La ligne de partage des eaux


La région est encore marquée par cette double tradition. Seulement, les termes « coopérative » et « mutualisation » ont changé de sens : à divers degrés, les assureurs niortais ont pris le virage néolibéral. Niort, 96e ville en termes de population, est la 4e place financière française. De petites cellules familiales, les coopératives sont de leur côté devenues des multinationales tournées vers l’agro-industrie : en France, 3 % des coopératives détiennent 85 % de la production agricole. « C’est le monstre qui se retourne contre ses créateurs! » rigole Julien le Guet, du collectif Bassines Non Merci. L’économiste Gilles Caire nuance : « Historiquement, les coopératives agricoles n’ont jamais été ni alternatives, ni de gauche. Elles se fondaient sur des valeurs conservatrices qui courent dans le monde paysan depuis très longtemps. Les bassines héritent de ce modèle: une coopération de chefs d’entreprises alignés sur des intérêts égoïstes. » C’est par ce prisme mondialisant qu’il faut saisir la question agricole dans le Marais poitevin : Niort en amont, capitale des assurances ; La Rochelle en aval, deuxième port céréalier français.

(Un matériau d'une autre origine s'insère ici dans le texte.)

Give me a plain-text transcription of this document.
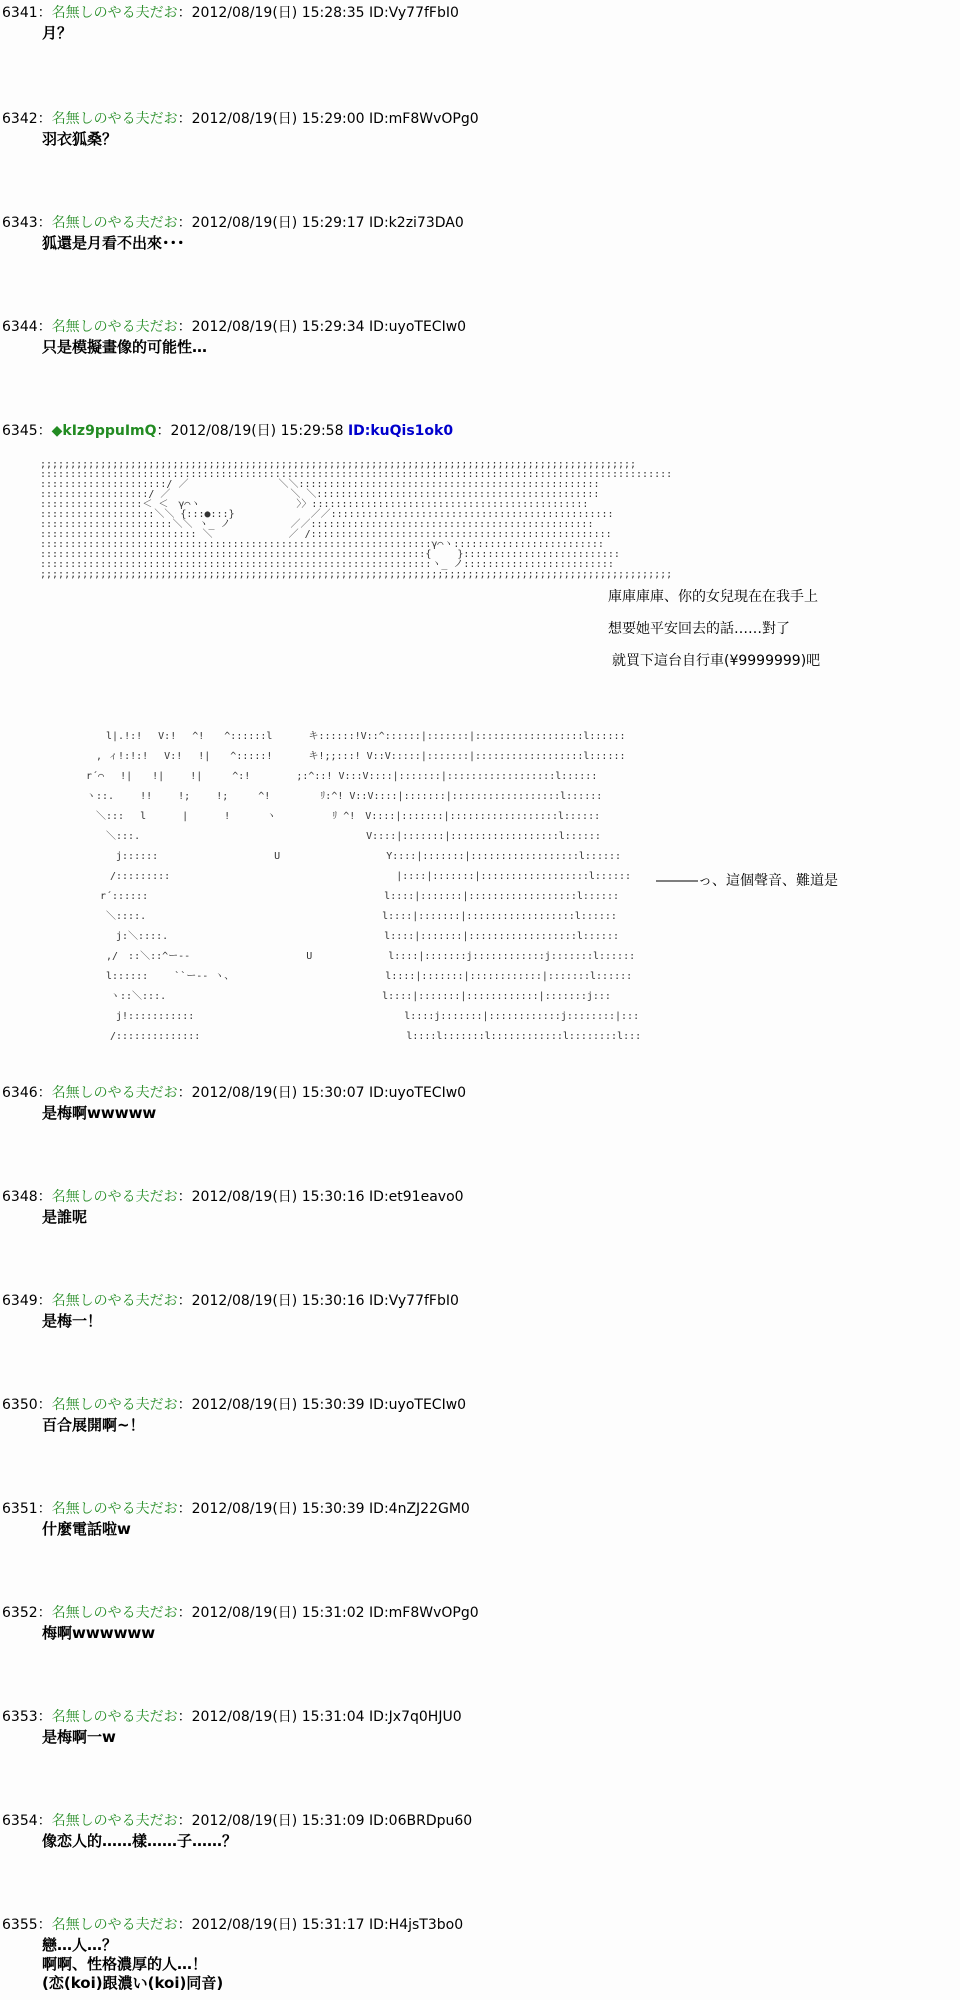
6341：名無しのやる夫だお：2012/08/19(日) 15:28:35 ID:Vy77fFbI0
月？
6342：名無しのやる夫だお：2012/08/19(日) 15:29:00 ID:mF8WvOPg0
羽衣狐桑？
6343：名無しのやる夫だお：2012/08/19(日) 15:29:17 ID:k2zi73DA0
狐還是月看不出來･･･
6344：名無しのやる夫だお：2012/08/19(日) 15:29:34 ID:uyoTECIw0
只是模擬畫像的可能性…
6346：名無しのやる夫だお：2012/08/19(日) 15:30:07 ID:uyoTECIw0
是梅啊wwwww
6348：名無しのやる夫だお：2012/08/19(日) 15:30:16 ID:et91eavo0
是誰呢
6349：名無しのやる夫だお：2012/08/19(日) 15:30:16 ID:Vy77fFbI0
是梅一！
6350：名無しのやる夫だお：2012/08/19(日) 15:30:39 ID:uyoTECIw0
百合展開啊~！
6351：名無しのやる夫だお：2012/08/19(日) 15:30:39 ID:4nZJ22GM0
什麼電話啦w
6352：名無しのやる夫だお：2012/08/19(日) 15:31:02 ID:mF8WvOPg0
梅啊wwwwww
6353：名無しのやる夫だお：2012/08/19(日) 15:31:04 ID:Jx7q0HJU0
是梅啊一w
6354：名無しのやる夫だお：2012/08/19(日) 15:31:09 ID:06BRDpu60
像恋人的……樣……子……？
6355：名無しのやる夫だお：2012/08/19(日) 15:31:17 ID:H4jsT3bo0
戀…人…？
啊啊、性格濃厚的人…！
(恋(koi)跟濃い(koi)同音)
6345：◆kIz9ppuImQ：2012/08/19(日) 15:29:58 ID:kuQis1ok0
;;;;;;;;;;;;;;;;;;;;;;;;;;;;;;;;;;;;;;;;;;;;;;;;;;;;;;;;;;;;;;;;;;;;;;;;;;;;;;;;;;;;;;;;;;;;;;;;;;;
:::::::::::::::::::::::::::::::::::::::::::::::::::::::::::::::::::::::::::::::::::::::::::::::::::::::::
:::::::::::::::::::::/ ／　　　　　　　　　＼＼::::::::::::::::::::::::::::::::::::::::::::::::::
::::::::::::::::::/ ／　　　　　　　　　　　　＼ ＼:::::::::::::::::::::::::::::::::::::::::::::::
:::::::::::::::::＜ ＜　γ⌒ヽ　　　　　　　　　 〉〉::::::::::::::::::::::::::::::::::::::::::::::
:::::::::::::::::::＼＼ {:::●:::}　　　　　　　 ／／:::::::::::::::::::::::::::::::::::::::::::::::
::::::::::::::::::::::＼＼ ヽ_ ノ　　　　　　／／:::::::::::::::::::::::::::::::::::::::::::::::
:::::::::::::::::::::::::: ＼　　　　　　　 ／ /::::::::::::::::::::::::::::::::::::::::::::::::::
:::::::::::::::::::::::::::::::::::::::::::::::::::::::::::::::::γ⌒ヽ:::::::::::::::::::::::::
::::::::::::::::::::::::::::::::::::::::::::::::::::::::::::::::{　　 }::::::::::::::::::::::::::
:::::::::::::::::::::::::::::::::::::::::::::::::::::::::::::::::ヽ_ ノ:::::::::::::::::::::::::
;;;;;;;;;;;;;;;;;;;;;;;;;;;;;;;;;;;;;;;;;;;;;;;;;;;;;;;;;;;;;;;;;;;;;;;;;;;;;;;;;;;;;;;;;;;;;;;;;;;;;;;;;
　　　　　 l|.!:!　 V:!　 ^!　　^::::::l　　　 キ::::::!V::^::::::|:::::::|::::::::::::::::::l::::::
　　　　 , ィ!:!:!　 V:!　 !|　　^:::::!　　　 キ!;;:::! V::V:::::|:::::::|::::::::::::::::::l::::::
　　　 r´⌒　 !|　　!|　　 !|　　　^:!　　　　 ;:^::! V:::V::::|:::::::|::::::::::::::::::l::::::
　　　 ヽ::.　　 !!　　 !;　　 !;　　　^!　　　　　ﾘ:^! V::V::::|:::::::|::::::::::::::::::l::::::
　　　　 ＼:::　 l　　　 |　　　 !　　　 ヽ　　　　　 ﾘ ^!　V::::|:::::::|::::::::::::::::::l::::::
　　　　　 ＼:::.　　　　　　　　　　　　　　　　　　　　　　 V::::|:::::::|::::::::::::::::::l::::::
　　　　　　 j::::::　　　　　　　　　　　 U　　　　　　　　　　 Y::::|:::::::|::::::::::::::::::l::::::
　　　　　　/:::::::::　　　　　　　　　　　　　　　　　　　　　　 |::::|:::::::|::::::::::::::::::l::::::
　　　　　r´::::::　　　　　　　　　　　　　　　　　　　　　　　 l::::|:::::::|::::::::::::::::::l::::::
　　　　　 ＼::::.　　　　　　　　　　　　　　　　　　　　　　　 l::::|:::::::|::::::::::::::::::l::::::
　　　　　　 j:＼::::.　　　　　　　　　　　　　　　　　　　　　 l::::|:::::::|::::::::::::::::::l::::::
　　　　　 ,/　::＼::^ー--　　　　　　　　　　　 U　　　　　　　 l::::|:::::::j::::::::::::j:::::::l::::::
　　　　　 l::::::　　 ``ー-- ヽ、　　　　　　　　　　　　　　　 l::::|:::::::|::::::::::::|:::::::l::::::
　　　　　　ヽ::＼:::.　　　　　　　　　　　　　　　　　　　　　 l::::|:::::::|::::::::::::|:::::::j:::
　　　　　　 j!:::::::::::　　　　　　　　　　　　　　　　　　　　　l::::j:::::::|::::::::::::j::::::::|:::
　　　　　　/::::::::::::::　　　　　　　　　　　　　　　　　　　　 l::::l:::::::l::::::::::::l::::::::l:::
庫庫庫庫、你的女兒現在在我手上
想要她平安回去的話……對了
就買下這台自行車(¥9999999)吧
―――っ、這個聲音、難道是
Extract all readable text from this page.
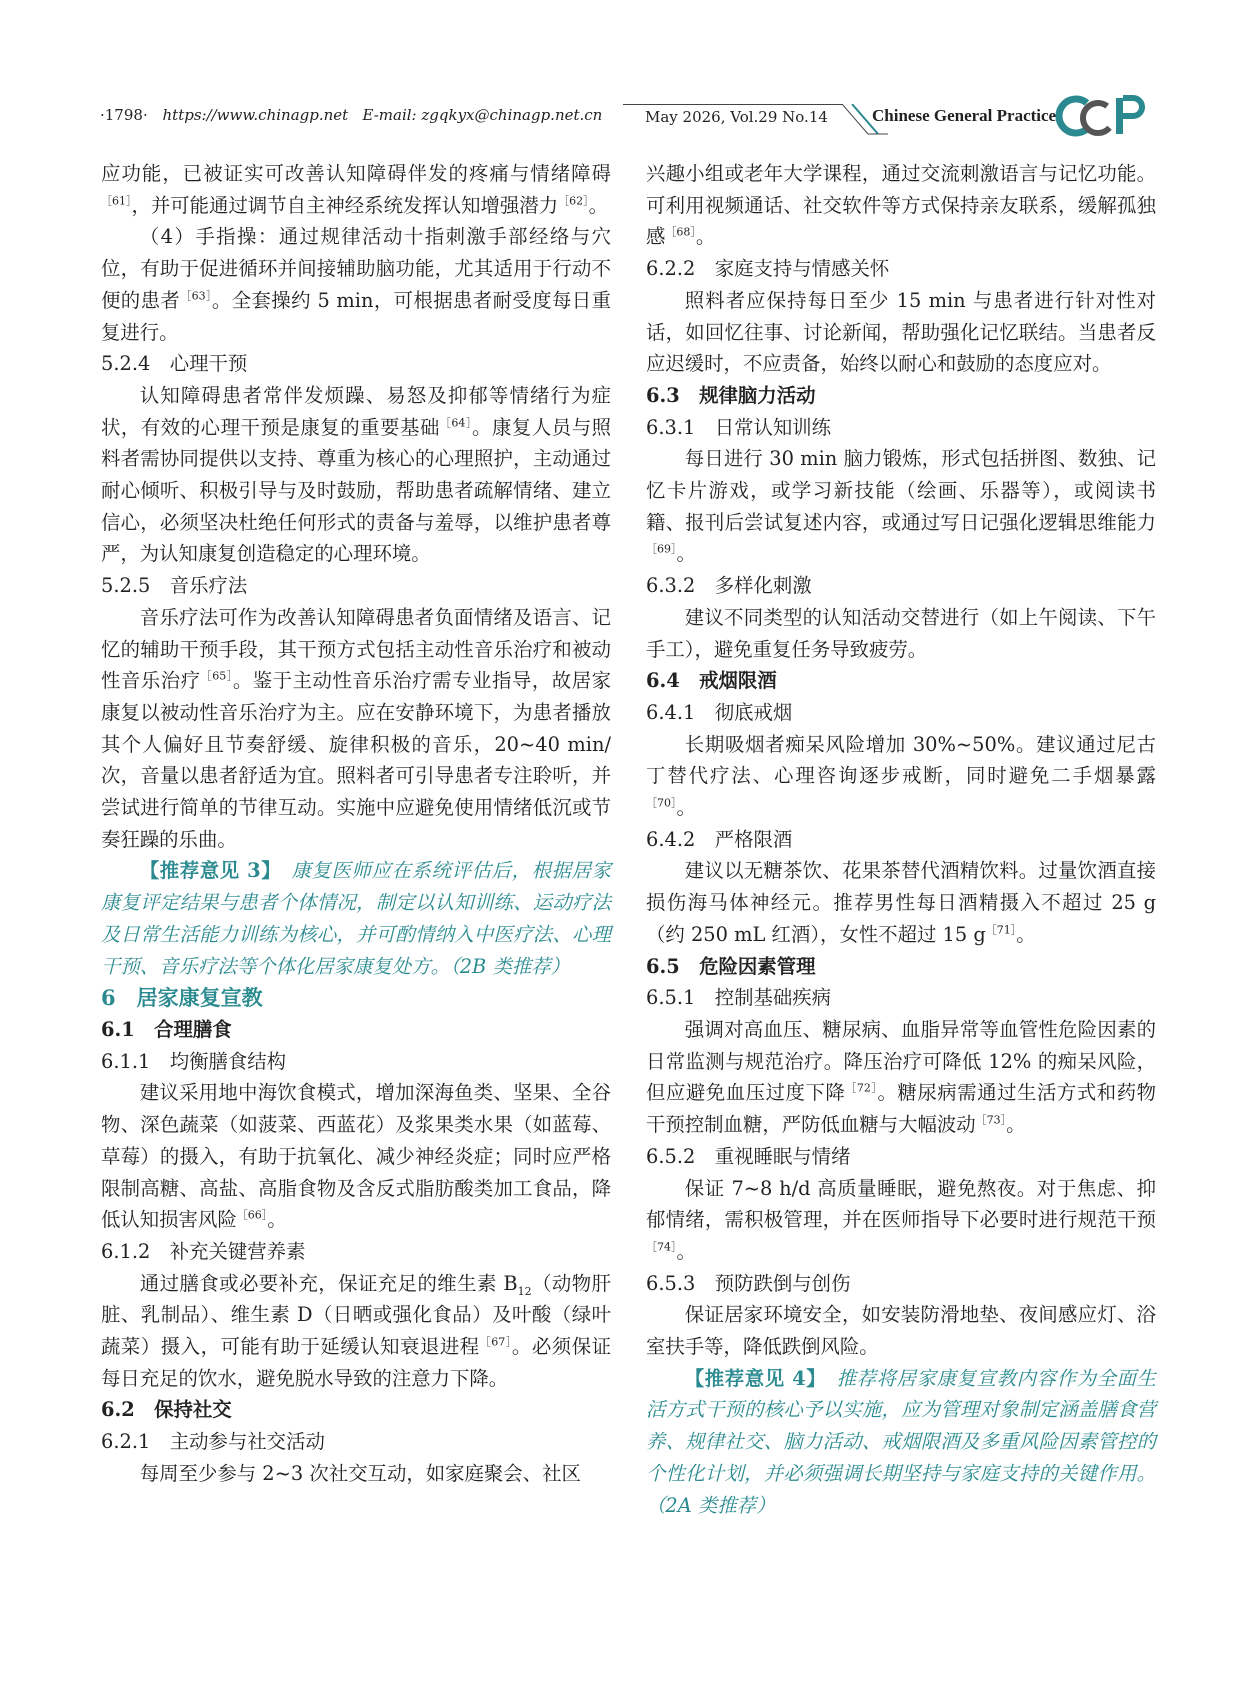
·1798· https://www.chinagp.net E-mail: zgqkyx@chinagp.net.cn	May 2026, Vol.29 No.14	Chinese General Practice

应功能，已被证实可改善认知障碍伴发的疼痛与情绪障碍$^{[61]}$，并可能通过调节自主神经系统发挥认知增强潜力$^{[62]}$。

（4）手指操：通过规律活动十指刺激手部经络与穴位，有助于促进循环并间接辅助脑功能，尤其适用于行动不便的患者$^{[63]}$。全套操约 5 min，可根据患者耐受度每日重复进行。

5.2.4　心理干预

认知障碍患者常伴发烦躁、易怒及抑郁等情绪行为症状，有效的心理干预是康复的重要基础$^{[64]}$。康复人员与照料者需协同提供以支持、尊重为核心的心理照护，主动通过耐心倾听、积极引导与及时鼓励，帮助患者疏解情绪、建立信心，必须坚决杜绝任何形式的责备与羞辱，以维护患者尊严，为认知康复创造稳定的心理环境。

5.2.5　音乐疗法

音乐疗法可作为改善认知障碍患者负面情绪及语言、记忆的辅助干预手段，其干预方式包括主动性音乐治疗和被动性音乐治疗$^{[65]}$。鉴于主动性音乐治疗需专业指导，故居家康复以被动性音乐治疗为主。应在安静环境下，为患者播放其个人偏好且节奏舒缓、旋律积极的音乐，20~40 min/ 次，音量以患者舒适为宜。照料者可引导患者专注聆听，并尝试进行简单的节律互动。实施中应避免使用情绪低沉或节奏狂躁的乐曲。

【推荐意见 3】　康复医师应在系统评估后，根据居家康复评定结果与患者个体情况，制定以认知训练、运动疗法及日常生活能力训练为核心，并可酌情纳入中医疗法、心理干预、音乐疗法等个体化居家康复处方。（2B 类推荐）

6　居家康复宣教

6.1　合理膳食

6.1.1　均衡膳食结构

建议采用地中海饮食模式，增加深海鱼类、坚果、全谷物、深色蔬菜（如菠菜、西蓝花）及浆果类水果（如蓝莓、草莓）的摄入，有助于抗氧化、减少神经炎症；同时应严格限制高糖、高盐、高脂食物及含反式脂肪酸类加工食品，降低认知损害风险$^{[66]}$。

6.1.2　补充关键营养素

通过膳食或必要补充，保证充足的维生素 $B_{12}$（动物肝脏、乳制品）、维生素 D（日晒或强化食品）及叶酸（绿叶蔬菜）摄入，可能有助于延缓认知衰退进程$^{[67]}$。必须保证每日充足的饮水，避免脱水导致的注意力下降。

6.2　保持社交

6.2.1　主动参与社交活动

每周至少参与 2~3 次社交互动，如家庭聚会、社区

兴趣小组或老年大学课程，通过交流刺激语言与记忆功能。可利用视频通话、社交软件等方式保持亲友联系，缓解孤独感$^{[68]}$。

6.2.2　家庭支持与情感关怀

照料者应保持每日至少 15 min 与患者进行针对性对话，如回忆往事、讨论新闻，帮助强化记忆联结。当患者反应迟缓时，不应责备，始终以耐心和鼓励的态度应对。

6.3　规律脑力活动

6.3.1　日常认知训练

每日进行 30 min 脑力锻炼，形式包括拼图、数独、记忆卡片游戏，或学习新技能（绘画、乐器等），或阅读书籍、报刊后尝试复述内容，或通过写日记强化逻辑思维能力$^{[69]}$。

6.3.2　多样化刺激

建议不同类型的认知活动交替进行（如上午阅读、下午手工），避免重复任务导致疲劳。

6.4　戒烟限酒

6.4.1　彻底戒烟

长期吸烟者痴呆风险增加 30%~50%。建议通过尼古丁替代疗法、心理咨询逐步戒断，同时避免二手烟暴露$^{[70]}$。

6.4.2　严格限酒

建议以无糖茶饮、花果茶替代酒精饮料。过量饮酒直接损伤海马体神经元。推荐男性每日酒精摄入不超过 25 g（约 250 mL 红酒），女性不超过 15 $g^{[71]}$。

6.5　危险因素管理

6.5.1　控制基础疾病

强调对高血压、糖尿病、血脂异常等血管性危险因素的日常监测与规范治疗。降压治疗可降低 12% 的痴呆风险，但应避免血压过度下降$^{[72]}$。糖尿病需通过生活方式和药物干预控制血糖，严防低血糖与大幅波动$^{[73]}$。

6.5.2　重视睡眠与情绪

保证 7~8 h/d 高质量睡眠，避免熬夜。对于焦虑、抑郁情绪，需积极管理，并在医师指导下必要时进行规范干预$^{[74]}$。

6.5.3　预防跌倒与创伤

保证居家环境安全，如安装防滑地垫、夜间感应灯、浴室扶手等，降低跌倒风险。

【推荐意见 4】　推荐将居家康复宣教内容作为全面生活方式干预的核心予以实施，应为管理对象制定涵盖膳食营养、规律社交、脑力活动、戒烟限酒及多重风险因素管控的个性化计划，并必须强调长期坚持与家庭支持的关键作用。（2A 类推荐）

Dans le bassin-versant  de la Sèvre qui relie l’une et l’autre, les coopératives agricoles et la FNSEA prônent l’agriculture avec un œil sur le cours de la bourse.


Le soir, après la prise de la bassine, l’hélicoptère de la gendarmerie fait du stationnaire au-dessus du chapiteau festif prêté par une mairie complice. Pendant qu’un groupe de rock reprend des chants communards, des saboteurs de bassine tout juste rhabillés pèsent le pour et le contre du Parlement de Loire, un groupe de réflexion collective animé par l’écrivain Camille de Toledo, qui tente de donner une personnalité juridique au fleuve. Un ancien de la ZAD passé au Plateau nous entretient du biorégionalisme américain : comment instaurer une gouvernance horizontale à l’échelle des bassins-versants ? Est-il possible d’appréhender la politique sur le mode du circuit hydraulique, c’est-à-dire vallée par vallée, en respectant la continuité écologique d’un cours d’eau de sa source jusqu’à son embouchure ? À Tarnac, on s’imagine aussi créer des comités de bassins-versants, pensés comme des institutions, et ça fait bien rire les anarchistes qu’ils n’ont pas cessé d’être. Mais il s’agit bien de faire sans l’État, ses préfets, et sa tendance à redessiner les frontières des régions : avant toute chose, le Marais poitevin est un bassin-versant. En partant, nous traversons Mauzé-sur-le-Mignon une dernière fois. Nous passons aussi La-Grève-sur-Mignon sans sourciller ; au croisement, nous hésitons, puis faisons un détour pour contourner Dœuil-sur-le-Mignon, étant sûrs de nos forces, et forts de nos superstitions.